Currently there are 34 States that have declined to establish their own exchanges and, by default, the Federal government established a Federal Exchange, which according to the language in the law, is not eligible to provide Subsidies.
This IRS Rule, allowing for Federal expansion, triggers other ACA Mandates and Penalties.
➢ For individuals, eligibility for subsidies triggers the “Individual Mandate Tax Penalty”*-, for which they would have otherwise been exempt, thereby increasing the number of people in those states subject to the tax penalty, in addition to now paying for coverage they may not otherwise be able to afford, not withstanding the High Deductibles imposed in most plans, that are likewise unaffordable.
➢ For employers, subsidies trigger the “assessable payments” of the Employer Mandate, specifically against Large Employers (currently), i.e. 100+ employees. In this case, if even one (1) employee applies for and receives a subsidy by virtue of going to the Exchange for coverage, the employer penalty is assessed. Like the case for Individuals, lacking a subsidy, there would be no employer assessment.
What results might evolve from prohibiting the Federal Exchanges from providing subsidies?
Clearly, those of modest to low/no income would incur a significant financial hardship and, perhaps even a loss of coverage, resulting in a substantial reduction of plans/insured’s and revenue to the carriers, who would then need to re-evaluate the premiums charged to their respective “book of business”.
Given the already significant reduction in revenue to both the hospitals and private practitioner(s), who are seeking sanctuary at the hospital’s, could we expect even further reimbursement reductions by the carriers, resulting in even further cutbacks in our already overburdened and under served healthcare system?

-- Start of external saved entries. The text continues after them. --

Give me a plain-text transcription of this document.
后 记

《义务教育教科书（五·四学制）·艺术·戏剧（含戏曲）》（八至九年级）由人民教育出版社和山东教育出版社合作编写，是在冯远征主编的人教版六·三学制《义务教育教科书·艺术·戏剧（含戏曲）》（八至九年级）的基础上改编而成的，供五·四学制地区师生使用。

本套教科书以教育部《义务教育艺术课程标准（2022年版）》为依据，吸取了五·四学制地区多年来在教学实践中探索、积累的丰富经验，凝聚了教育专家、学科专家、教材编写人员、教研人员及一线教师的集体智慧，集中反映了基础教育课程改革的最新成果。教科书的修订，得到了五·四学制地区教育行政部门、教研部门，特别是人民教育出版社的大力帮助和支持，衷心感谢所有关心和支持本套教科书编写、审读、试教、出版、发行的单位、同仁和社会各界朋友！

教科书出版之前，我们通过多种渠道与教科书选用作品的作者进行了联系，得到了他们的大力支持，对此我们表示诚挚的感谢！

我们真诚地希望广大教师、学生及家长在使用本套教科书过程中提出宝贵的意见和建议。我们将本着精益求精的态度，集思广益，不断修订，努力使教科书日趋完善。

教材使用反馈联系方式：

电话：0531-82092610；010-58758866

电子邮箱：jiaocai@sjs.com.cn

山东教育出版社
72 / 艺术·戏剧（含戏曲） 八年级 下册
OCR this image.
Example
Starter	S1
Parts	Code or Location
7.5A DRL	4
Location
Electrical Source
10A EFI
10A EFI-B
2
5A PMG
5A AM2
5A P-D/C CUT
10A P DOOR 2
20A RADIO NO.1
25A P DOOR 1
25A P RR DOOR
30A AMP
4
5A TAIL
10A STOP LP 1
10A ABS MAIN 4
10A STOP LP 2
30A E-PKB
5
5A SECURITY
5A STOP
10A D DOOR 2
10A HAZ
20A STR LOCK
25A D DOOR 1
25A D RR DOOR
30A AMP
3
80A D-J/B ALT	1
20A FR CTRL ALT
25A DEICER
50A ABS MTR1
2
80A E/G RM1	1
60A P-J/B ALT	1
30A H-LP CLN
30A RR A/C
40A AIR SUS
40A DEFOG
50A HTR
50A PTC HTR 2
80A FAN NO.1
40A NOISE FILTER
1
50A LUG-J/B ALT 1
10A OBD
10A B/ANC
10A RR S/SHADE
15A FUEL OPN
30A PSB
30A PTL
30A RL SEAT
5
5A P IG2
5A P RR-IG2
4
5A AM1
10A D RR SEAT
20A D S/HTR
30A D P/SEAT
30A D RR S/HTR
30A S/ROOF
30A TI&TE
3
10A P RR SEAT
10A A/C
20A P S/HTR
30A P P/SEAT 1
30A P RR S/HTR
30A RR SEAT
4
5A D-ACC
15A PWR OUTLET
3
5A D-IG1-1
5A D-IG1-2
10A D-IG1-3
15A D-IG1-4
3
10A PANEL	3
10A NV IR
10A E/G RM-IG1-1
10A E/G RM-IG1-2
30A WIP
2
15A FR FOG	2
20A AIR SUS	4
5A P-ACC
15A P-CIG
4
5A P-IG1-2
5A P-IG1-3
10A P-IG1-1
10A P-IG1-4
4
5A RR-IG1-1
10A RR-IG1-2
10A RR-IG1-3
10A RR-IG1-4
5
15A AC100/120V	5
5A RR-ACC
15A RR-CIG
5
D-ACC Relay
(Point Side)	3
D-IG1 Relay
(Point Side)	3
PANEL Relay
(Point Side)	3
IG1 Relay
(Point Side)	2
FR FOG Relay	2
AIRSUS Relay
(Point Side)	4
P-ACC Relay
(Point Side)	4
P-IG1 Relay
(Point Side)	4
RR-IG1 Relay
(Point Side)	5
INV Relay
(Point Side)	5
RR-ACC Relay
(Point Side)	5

Alternatively, being an entrepreneurial country, would that well known American spirit called “competition” force carriers to be more efficient by allowing for cross state purchasing of insurance, i.e. open borders for consumer/employer purchasing of coverage. We are acutely aware of the already excessive monies expended on building and, even more frightening, maintaining our insecure Exchange.
If we were able to provide for a more realistic reimbursement to our “entrepreneurial” physicians, ACO style, would we then be able to not only reduce the number of our physicians leaving private practice, but more importantly, significantly incentivize and encourage our new physicians to entire and expand their own private practice services and negate the immediate and prospective shortages we will continue to experience. After all, what is the saturation point of absorbing physicians into the hospital mode?